Year 2010

Loan Supports Infrastructure Improvement in Colonias Community of Berino, New Mexico

Contacts: Janice Clark, 202-842-8600, ext. 131, janice@ruralhome.org

Loan Supports Infrastructure Improvement in Colonias Community of Berino, New Mexico

Berino, NM, Sept. 10, 2010 – Tierra del Sol Housing Corporation, a nonprofit housing development organization, has received a loan of over $330,000 to help develop 79 homes for low-income homebuyers. The subdivision, in the colonia community of Berino, will be known as Parque Homes. The funds come from the Housing Assistance Council, a national rural housing group that supports local organizations working to meet the housing needs of low-income families in rural America.

The population of Berino is growing, and the area is federally designated as a colonia with high levels of substandard housing or overcrowding. These 79 homes will help meet the community’s great need for affordable, quality housing. The new homes will have two, three, or four bedrooms and will be constructed with a number of energy efficiency features.

“Sixty of the houses at Parque Homes will be built using the self-help sweat equity construction method,” explained Moises Loza, executive director of the Housing Assistance Council. “The homebuyers work in groups to construct their own and each other’s houses, reducing their costs by contributing hundreds of hours of their own labor.”

Tierra del Sol expects to break ground for the project in September and to begin construction of homes in December. The groups of seven or eight households doing self-help construction will begin and finish their work on a staggered schedule, with the last group expected to complete their homes by December 2013.

Tierra del Sol is an experieced housing developer that has completed over 6,000 units of affordable housing for vulnerable populations. TDS’s housing development is strengthened through its services in homebuyer education, credit counseling, homeownership training and default prevention, neighborhood planning, and water, sewer, and community infrastructure development. TDS works in New Mexico, Texas and Arizona and has a strong presence along the U.S.-Mexico border. It devotes special attention to farmworkers, displaced workers, single-parent families, the elderly, people with disabilities, and residents of federally designated colonias along the border.

A national nonprofit corporation headquartered in Washington, D.C., and founded in 1971, the Housing Assistance Council helps local organizations build affordable homes in rural America by providing below-market financing, technical assistance, research, training, and information services.
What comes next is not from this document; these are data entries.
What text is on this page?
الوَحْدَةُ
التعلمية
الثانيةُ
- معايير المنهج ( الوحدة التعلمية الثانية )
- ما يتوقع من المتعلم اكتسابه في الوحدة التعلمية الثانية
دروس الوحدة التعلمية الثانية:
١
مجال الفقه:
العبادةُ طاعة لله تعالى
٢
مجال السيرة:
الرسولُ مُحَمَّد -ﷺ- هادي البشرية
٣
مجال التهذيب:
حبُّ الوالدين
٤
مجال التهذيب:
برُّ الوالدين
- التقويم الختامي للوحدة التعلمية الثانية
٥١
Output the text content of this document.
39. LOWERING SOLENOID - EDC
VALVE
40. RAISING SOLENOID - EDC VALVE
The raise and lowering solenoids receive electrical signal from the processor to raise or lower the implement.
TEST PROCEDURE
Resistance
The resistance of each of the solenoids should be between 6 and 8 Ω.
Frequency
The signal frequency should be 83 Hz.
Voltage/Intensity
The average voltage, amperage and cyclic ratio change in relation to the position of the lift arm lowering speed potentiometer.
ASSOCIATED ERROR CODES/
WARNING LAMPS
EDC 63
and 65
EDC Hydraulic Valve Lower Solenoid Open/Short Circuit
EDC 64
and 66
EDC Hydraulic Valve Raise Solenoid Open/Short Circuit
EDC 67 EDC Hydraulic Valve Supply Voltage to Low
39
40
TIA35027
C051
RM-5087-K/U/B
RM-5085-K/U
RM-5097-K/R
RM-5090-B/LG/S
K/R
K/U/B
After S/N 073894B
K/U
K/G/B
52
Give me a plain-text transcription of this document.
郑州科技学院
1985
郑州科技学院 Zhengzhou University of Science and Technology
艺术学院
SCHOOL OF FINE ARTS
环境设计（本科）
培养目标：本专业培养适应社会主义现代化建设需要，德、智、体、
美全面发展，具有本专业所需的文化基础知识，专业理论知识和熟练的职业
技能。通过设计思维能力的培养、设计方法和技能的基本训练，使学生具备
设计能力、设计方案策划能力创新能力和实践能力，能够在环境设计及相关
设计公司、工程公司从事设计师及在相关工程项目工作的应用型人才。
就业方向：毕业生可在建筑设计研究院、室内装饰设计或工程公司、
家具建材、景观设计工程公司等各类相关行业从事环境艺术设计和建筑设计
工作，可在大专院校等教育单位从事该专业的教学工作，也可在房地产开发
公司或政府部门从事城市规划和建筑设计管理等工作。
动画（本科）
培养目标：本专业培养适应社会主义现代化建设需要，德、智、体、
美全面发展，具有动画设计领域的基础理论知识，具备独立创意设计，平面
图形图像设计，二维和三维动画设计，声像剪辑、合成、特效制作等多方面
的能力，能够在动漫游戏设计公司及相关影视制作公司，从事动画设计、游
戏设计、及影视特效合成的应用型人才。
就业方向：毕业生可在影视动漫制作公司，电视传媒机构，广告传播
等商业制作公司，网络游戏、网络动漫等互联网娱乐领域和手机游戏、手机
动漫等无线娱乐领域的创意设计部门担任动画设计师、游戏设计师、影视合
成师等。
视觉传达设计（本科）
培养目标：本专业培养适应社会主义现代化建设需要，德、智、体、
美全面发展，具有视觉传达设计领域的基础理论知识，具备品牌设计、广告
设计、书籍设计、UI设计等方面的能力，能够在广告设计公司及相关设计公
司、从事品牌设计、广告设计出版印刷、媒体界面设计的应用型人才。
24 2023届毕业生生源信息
HAC operates several loan funds that provide vital seed money to rural housing developers such as the TDS. HAC funds help these organizations take the necessary steps to improve housing and living standards for rural, low- and very low-income households, especially in high-needs areas like colonias. These funds are used to create new single- or multifamily housing units, rehabilitate existing units, and improve water and waste water disposal systems in rural communities. HAC is an equal opportunity lender.